Ziad Antar

His videos undeniably testify to a world in conflict, but using a rather playful and light tone, Ziad Antar’s work immediately seduces. Focusing on a precise idea, Ziad Antar’s videos express life problems (sometimes linked to war) with a short shot and with simple means. It is with disconcerting ease and efficiency that Ziad Antar confronts the viewer with burning questions, without expressing any position and without empathy. 
Music plays an important role in his work, such as in Tamborro, Wa, Tokyo Tonight or La Marche Turque where the eponymous partition of Mozart is being played on a cordless piano and where only the sound of the fingers striking the keys resonates, evoking the sound of a military march. Music and/or repeated sounds punctuate all of Ziad Antar’s videos.
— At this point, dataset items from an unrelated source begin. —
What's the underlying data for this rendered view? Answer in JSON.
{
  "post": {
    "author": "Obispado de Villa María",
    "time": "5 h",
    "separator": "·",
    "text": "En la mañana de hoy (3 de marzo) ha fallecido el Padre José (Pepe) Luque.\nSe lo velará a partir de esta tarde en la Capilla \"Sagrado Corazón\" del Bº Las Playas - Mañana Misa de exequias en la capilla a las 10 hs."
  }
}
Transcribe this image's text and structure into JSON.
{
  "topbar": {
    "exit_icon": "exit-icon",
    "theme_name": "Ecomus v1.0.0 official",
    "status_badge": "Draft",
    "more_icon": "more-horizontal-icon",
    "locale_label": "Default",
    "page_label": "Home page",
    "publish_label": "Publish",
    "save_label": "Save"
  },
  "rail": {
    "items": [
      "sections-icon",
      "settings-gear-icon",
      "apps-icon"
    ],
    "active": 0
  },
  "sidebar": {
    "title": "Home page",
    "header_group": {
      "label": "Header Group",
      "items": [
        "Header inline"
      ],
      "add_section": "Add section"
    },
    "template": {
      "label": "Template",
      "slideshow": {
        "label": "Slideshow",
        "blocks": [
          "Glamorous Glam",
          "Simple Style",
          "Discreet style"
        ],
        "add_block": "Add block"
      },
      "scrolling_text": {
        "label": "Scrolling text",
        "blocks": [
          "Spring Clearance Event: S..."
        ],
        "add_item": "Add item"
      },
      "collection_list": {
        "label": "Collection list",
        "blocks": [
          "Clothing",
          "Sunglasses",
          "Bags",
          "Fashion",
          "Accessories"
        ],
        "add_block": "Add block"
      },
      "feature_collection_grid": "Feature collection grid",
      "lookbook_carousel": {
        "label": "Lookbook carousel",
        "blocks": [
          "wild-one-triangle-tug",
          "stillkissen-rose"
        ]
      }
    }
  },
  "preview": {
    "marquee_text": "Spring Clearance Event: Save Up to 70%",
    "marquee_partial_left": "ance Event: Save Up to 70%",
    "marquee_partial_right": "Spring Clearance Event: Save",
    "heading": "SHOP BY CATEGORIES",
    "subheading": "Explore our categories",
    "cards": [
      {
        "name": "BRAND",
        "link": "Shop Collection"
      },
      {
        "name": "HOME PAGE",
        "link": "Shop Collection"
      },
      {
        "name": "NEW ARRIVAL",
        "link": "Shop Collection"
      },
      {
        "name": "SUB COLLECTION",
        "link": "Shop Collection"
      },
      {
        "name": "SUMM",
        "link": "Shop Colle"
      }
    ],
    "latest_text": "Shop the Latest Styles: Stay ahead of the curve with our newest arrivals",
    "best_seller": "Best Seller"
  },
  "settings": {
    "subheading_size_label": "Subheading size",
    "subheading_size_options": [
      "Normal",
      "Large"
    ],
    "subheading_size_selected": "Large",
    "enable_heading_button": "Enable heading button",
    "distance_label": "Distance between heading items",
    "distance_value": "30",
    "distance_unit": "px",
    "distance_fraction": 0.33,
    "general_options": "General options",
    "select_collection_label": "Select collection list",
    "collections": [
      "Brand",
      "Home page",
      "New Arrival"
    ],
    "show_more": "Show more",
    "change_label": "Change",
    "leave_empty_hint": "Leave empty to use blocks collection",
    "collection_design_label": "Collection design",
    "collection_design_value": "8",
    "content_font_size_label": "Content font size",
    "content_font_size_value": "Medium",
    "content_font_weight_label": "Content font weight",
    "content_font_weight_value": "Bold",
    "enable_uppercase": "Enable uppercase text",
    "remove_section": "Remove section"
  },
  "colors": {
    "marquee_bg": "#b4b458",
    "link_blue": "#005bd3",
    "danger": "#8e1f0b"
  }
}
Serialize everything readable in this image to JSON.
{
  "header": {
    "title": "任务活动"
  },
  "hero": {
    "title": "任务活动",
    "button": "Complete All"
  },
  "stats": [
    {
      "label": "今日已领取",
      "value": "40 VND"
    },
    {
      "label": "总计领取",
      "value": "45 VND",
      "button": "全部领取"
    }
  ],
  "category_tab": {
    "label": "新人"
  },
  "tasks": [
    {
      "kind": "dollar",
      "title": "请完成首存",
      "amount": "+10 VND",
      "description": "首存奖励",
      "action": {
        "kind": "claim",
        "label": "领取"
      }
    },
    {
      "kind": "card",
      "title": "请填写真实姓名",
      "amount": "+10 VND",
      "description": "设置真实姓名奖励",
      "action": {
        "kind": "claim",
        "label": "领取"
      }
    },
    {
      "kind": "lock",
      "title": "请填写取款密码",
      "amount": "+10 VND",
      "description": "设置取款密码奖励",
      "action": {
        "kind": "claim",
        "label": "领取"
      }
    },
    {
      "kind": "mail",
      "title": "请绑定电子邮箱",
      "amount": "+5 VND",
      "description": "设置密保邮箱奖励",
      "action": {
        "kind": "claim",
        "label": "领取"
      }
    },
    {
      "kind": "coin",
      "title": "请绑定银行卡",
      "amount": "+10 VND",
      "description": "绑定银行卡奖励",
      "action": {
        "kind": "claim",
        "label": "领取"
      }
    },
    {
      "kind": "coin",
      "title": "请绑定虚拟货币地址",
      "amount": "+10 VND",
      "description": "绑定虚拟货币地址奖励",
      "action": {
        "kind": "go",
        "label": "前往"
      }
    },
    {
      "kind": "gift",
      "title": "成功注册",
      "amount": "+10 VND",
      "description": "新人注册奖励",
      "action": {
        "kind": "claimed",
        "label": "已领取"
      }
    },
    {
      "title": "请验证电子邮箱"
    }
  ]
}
Ziad Antar was born in 1978 in Saïda, Lebanon. He graduated from the American University of Beirut with a degree in Agricultural Engineering in 2001. Soon after, Antar started working with video and photography. He completed a one-year residency at the Palais de Tokyio in Paris in 2003 and a one-year residency for the post-diploma of the École des Beaux-Art of Paris. He directed several documentaries for the Arabic news channel al-Arabiya, including L’Islam et la Laïcité (2004), Lebanon and its Partners (2005), The Role of Europe (2007). Ziad Antar currently lives and works between Saida, Lebanon and Paris, France.

Ziad Antar’s work has been exhibited in various museums such as Tate Modern in London, The Centre Georges Pompidou and the Palais de Tokyo in Paris, at the New Museum in New York. He has also taken part in the Sharjah Biennale, UAE, as well as in the Taipei Biennale, Taïwan in 2008.